Öte yanda resmi devlet destek uygulamaları olmadan, Muhammed ve Samir gibi engelli insanlar hayatta kalmanın ve onurlarını korumanın yollarını bulabilmişlerdir. Onların hikayeleri, bir toplumun en savunmasız üyelerine nasıl davrandığı ve desteklediğine dair daha geniş bir meseleyi vurgulamaktadır.

Bu tür hayat hikayeleri insan ilişkilerinde, özellikle de sıkıntıların üstesinden gelmede ve önemli zorluklara rağmen tatmin edici hayatlar yaşamanın yollarını bulmada bulunabilecek dayanıklılığın bir hatırlatıcısıdır.

Onların bu fotoğrafı aynı zamanda on dokuzuncu yüzyılda engelli bireylerin karşılaştığı zorlukları da ortaya koymaktadır.

ÇATIŞMAYA İNSANİ BİR YÜZ KATTILAR

Muhammed ve Samir, savaşın harap ettiği bir bölgede karşılaştıkları zorluklara rağmen örnek bir dostluk sergilemişlerdi. Aralarındaki bağ, en zor zamanlarda bile dostluğun ve dayanışmanın önemini ortaya koyuyor. Onlarınki gibi kişisel hikayeler, daha geniş çatışmaya insani bir yüz katmakta ve bize savaştan etkilenen bireysel yaşamları hatırlatmaktadır.

Aslında üç büyük İbrahimi dinin (Yahudilik, Hıristiyanlık ve İslam) her biri, onları birbirinden ayıran benzersiz tarihsel özelliklere sahiptir.

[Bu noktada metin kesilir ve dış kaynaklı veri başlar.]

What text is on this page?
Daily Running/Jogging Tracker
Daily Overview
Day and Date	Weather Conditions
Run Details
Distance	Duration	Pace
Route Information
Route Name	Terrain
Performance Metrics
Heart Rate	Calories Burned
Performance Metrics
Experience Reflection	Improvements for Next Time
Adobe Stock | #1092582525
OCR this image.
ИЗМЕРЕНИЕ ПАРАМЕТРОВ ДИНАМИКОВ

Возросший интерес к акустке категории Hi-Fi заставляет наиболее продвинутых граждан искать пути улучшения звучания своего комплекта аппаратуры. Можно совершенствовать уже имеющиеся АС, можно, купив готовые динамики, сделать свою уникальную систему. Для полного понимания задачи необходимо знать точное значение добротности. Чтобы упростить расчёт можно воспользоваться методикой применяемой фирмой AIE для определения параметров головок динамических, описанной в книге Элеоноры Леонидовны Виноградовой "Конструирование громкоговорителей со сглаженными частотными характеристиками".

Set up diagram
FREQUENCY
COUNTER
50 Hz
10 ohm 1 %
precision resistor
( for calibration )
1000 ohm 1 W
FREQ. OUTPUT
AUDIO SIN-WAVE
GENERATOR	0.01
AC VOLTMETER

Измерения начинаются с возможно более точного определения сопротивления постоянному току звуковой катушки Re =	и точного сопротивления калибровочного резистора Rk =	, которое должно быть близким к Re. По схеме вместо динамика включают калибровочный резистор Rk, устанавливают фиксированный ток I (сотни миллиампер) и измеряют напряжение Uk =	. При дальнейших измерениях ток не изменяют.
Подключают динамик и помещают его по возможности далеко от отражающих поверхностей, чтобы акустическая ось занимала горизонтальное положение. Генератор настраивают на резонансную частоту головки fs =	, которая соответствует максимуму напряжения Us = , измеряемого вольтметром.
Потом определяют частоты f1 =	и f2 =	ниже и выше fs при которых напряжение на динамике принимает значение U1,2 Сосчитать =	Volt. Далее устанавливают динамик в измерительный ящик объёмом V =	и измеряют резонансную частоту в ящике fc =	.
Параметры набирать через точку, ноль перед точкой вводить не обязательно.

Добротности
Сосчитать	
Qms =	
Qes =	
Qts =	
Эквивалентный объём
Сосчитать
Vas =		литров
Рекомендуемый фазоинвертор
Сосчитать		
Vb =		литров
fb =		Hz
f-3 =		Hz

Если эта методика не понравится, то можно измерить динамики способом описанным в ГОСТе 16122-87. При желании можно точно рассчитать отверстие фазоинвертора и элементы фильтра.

Yahudiliğin, Mısır'dan çıkış, Babil Sürgünü ve çeşitli diasporalar gibi önemli olayları içeren, binlerce yılı kapsayan sürekli bir tarihi vardır. Hıristiyanlık, Mesih ve Tanrı'nın oğlu olduğuna inanılan İsa Mesih'in yaşamı, öğretileri, ölümü ve dirilişi üzerine kuruludur.

Son olarak İslam hem Yahudilik hem de Hıristiyanlık figürlerini içeren uzun bir çizgide son peygamber olduğuna inanılan Hz. Muhammed'in (SAV) Kur'an öğretilerine dayanmaktadır.

OSMANLI’NIN KURDUĞU MUHTEŞEM DÜNYA

Dolayısıyla farklı dinler inananları birbirinden ayırmaz, ancak inananlar çoğu zaman toplumları dinlere göre farklılaştırırlar. Osmanlı Devleti, Millet Sistemi sayesinde ayrıştırmadan bu çeşitliliklerden faydalanarak muhteşem bir dünya kurmayı başarmıştı. Geçen cuma akşamı yaptığım bir seminerde konuşan Filistinli akademisyen Profesör Ala Alhourani yaptığı tespitinde:

"Osmanlı İmparatorluğu hakkında mevcut durum üzerinde düşünürken, gelişmiş bürokrasisi ve idaresi, özellikle de insan hakları hakkındaki duruşunun farkındayız. Osmanlı İmparatorluğu, kendinden önceki Memlükler de dahil olmak üzere din ile laiklik arasında bir denge kurabilmişti. Bu hakikat, çağdaş toplumda göremediğimiz bir dengedir” şeklinde izah etti.

İki yıl önce vefat eden Güney Afrikalı baş papaz Desmond Tutu'nun dediği gibi, “Tanrı Hıristiyan değildir; hepimiz yaradana aitiz" sözü, bu noktada Muhammed ile Samir'in insanlığa örnek hikâyesini özetliyor.